でも,前回から書いているような内容について,本当に今心から思うことは「まずは自分が意識して取り組もう」ということ。決して孤独な戦いではなく,僕をこういう考え方に連れてきてくれた多くの仲間や,先人達の多大な積み重ねが支えてくれています。

そして何より自分達が意識して実践を積み重ねることで,外国語教育の流れを良い方向に持っていけるんじゃないかと最近本気で思うのです。

(この先,頭がお花畑だと思われるかもしれませんが,こう考えることでモチベーションを高く保てているのも事実なので,最悪お花畑でもとりあえず良いです。)

昨年,『英語教師のための実践研究ガイドブック』(田中 他, 2019)という本が出ました。教室での子どもたちの学びをもっと深めたい,もっと良い英語の授業をしたいという教師の想いに,実践研究のノウハウを提示することで応えようとするものです。
また,2019年の中部地区英語教育学会 石川大会では,この本の編者である高木亜希子さん(青山学院大学)がコーディネーター,藤田卓郎さん(福井工業高等専門学校)がファシリテーターの一人を務めて「教師による実践研究の方法 −教師の成長と授業改善を目指して−」というワークショップ型の問題別討論会が開かれました。

『社会言語学』誌では,コンスタントに言語の不平等性,言語イデオロギーに関する論考に加え,英語教育に関する論文も見られます。(まだ収められている論文のタイトルを見て気になる2刊を注文しただけの段階なので,一言コメントみたいなことしか書けませんでした…)

こうやって複数の学会で,実践知と理論知が噛み合わさっていくことで,少しずつ外国語教育全体の流れが変わっていけば,と思うのです。

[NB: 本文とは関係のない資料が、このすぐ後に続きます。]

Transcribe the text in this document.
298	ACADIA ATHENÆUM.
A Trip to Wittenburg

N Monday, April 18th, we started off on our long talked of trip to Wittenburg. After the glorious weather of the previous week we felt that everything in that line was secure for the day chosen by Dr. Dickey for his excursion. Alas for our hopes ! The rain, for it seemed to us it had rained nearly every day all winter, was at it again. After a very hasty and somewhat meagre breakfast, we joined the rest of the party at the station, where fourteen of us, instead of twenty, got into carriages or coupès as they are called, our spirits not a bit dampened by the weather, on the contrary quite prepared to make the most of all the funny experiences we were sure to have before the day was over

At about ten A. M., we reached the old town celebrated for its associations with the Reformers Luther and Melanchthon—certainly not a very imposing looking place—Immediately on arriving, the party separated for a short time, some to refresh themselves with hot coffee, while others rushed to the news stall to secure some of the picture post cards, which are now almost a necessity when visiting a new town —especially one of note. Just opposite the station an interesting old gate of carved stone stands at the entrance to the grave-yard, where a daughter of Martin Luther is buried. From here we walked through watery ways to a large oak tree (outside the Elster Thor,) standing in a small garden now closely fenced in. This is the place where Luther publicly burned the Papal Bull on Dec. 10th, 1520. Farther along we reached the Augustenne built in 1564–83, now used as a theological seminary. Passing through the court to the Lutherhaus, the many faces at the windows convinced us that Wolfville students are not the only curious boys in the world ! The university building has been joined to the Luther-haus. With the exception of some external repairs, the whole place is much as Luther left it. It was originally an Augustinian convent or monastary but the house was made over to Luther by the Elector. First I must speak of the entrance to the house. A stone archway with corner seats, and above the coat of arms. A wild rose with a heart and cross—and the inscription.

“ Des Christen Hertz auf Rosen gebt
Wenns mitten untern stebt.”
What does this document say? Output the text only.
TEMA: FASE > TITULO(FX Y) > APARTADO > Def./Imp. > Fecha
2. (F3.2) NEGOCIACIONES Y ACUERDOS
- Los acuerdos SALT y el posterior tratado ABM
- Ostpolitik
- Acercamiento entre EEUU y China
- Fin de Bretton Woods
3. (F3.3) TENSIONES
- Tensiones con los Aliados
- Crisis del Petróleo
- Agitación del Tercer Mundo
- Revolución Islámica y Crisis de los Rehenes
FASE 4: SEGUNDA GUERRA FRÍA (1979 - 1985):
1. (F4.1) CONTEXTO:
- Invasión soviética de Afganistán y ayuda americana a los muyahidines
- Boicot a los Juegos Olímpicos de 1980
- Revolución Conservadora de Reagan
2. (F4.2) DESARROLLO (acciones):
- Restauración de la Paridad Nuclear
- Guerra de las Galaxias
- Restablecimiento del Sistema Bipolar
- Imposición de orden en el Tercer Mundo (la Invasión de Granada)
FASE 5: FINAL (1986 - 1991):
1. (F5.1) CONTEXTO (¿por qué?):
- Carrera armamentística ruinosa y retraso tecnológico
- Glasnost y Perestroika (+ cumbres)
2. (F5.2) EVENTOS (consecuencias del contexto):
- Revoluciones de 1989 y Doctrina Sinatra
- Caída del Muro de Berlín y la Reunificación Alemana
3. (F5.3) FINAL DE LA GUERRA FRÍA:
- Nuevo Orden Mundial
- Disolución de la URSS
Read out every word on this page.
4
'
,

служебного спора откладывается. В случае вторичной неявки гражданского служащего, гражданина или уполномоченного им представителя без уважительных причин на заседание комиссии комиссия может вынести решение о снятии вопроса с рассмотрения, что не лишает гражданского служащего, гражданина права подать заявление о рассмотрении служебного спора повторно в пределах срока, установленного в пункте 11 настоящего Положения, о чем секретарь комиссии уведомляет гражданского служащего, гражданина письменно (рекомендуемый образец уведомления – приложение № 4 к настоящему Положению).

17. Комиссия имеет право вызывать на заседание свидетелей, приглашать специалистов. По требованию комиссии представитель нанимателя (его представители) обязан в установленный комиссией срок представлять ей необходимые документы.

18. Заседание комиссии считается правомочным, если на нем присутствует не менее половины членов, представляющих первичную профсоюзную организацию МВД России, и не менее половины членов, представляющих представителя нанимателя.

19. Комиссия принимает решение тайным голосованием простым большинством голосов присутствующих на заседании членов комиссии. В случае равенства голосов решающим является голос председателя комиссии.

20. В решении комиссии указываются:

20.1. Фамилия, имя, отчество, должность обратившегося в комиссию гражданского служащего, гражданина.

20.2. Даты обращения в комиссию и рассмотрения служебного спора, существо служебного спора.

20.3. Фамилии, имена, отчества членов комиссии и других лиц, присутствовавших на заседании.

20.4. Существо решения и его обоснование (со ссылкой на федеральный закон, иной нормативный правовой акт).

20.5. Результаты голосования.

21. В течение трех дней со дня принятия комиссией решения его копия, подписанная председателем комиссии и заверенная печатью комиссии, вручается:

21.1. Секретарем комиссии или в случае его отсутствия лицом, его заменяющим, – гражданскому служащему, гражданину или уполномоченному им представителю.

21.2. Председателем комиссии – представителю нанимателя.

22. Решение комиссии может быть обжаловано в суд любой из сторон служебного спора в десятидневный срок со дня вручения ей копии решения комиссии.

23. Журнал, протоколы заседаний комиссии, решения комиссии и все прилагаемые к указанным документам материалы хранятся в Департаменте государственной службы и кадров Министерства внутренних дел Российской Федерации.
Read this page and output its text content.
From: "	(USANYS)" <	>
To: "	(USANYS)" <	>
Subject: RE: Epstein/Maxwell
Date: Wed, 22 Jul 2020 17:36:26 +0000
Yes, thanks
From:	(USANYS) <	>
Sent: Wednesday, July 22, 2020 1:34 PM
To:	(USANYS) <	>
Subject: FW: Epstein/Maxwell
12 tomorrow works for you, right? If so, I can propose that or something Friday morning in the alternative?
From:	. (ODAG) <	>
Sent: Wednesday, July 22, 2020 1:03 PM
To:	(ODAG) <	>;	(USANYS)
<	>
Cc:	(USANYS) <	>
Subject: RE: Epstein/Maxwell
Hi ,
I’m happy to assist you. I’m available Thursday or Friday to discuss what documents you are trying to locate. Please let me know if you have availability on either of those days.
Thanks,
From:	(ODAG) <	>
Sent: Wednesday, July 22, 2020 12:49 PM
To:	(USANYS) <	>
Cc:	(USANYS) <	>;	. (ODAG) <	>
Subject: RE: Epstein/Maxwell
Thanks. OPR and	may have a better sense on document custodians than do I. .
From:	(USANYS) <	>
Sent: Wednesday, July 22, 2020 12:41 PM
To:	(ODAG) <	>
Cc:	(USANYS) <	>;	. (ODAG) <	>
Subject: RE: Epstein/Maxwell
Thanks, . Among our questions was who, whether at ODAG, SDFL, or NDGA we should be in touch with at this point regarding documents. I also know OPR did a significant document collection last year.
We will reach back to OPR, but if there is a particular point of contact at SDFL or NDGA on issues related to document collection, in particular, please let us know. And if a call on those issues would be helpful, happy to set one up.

「英語は英語で」に繋がったようなインプット仮説,アウトプット仮説,コミュニカティブ・アプローチもそれに基づく実践があったからこそ大きくなったんだろうと思うと,教室での実践無くして大きな流れの変化は作れないはずなのです。(そう信じたいのです。)

だから,一人一人が意識し続ける,意識して実践し続けるしかないのだと思います。綺麗事ではなく,一つの事実としてそう思うのです。

締めの言葉として,上で紹介した岡野さんの章の最後の一段落をそのまま引用させていただきます。これは,オーストラリアの日本語教育や「英語以外の言語」教育に対するコメントですが,多くの日本の英語教師が自分事として捉えられる文章だと思います。

この循環的傾向に変化をもたらすために,教師が教室レベルで何ができるのかを考える必要があろう。まず,日本語学習に関する上記のような外敵条件・一般的認識・生徒個人の高度の相互作用の存在を認識することから始まり,幅広い学習者層に魅力のある授業,選択教科を決めるときの助言,学校内で教師集団にたいする働きかけなど,検討の余地がありそうだ。そして,今一度中等教育における「英語以外の言語」学習は何を目指すのか議論するのも良いだろう。(岡野, 2018, p. 71)

参考文献

岡野かおり (2018). 「学習者の社会階層と日本語学習」佐藤慎司・村上晶子(編)『社会学・人類学的視点からみた過去,現在,未来のことばの教育 言語と言語教育イデオロギー』59-73.

ましこ・ひでのり(2018). 「言語教育/学習の知識社会学」佐藤慎司・村田晶子(編)『人類学・社会学的視点からみた過去,現在,未来のことばの教育 言語と言語教育イデオロギー』27-58.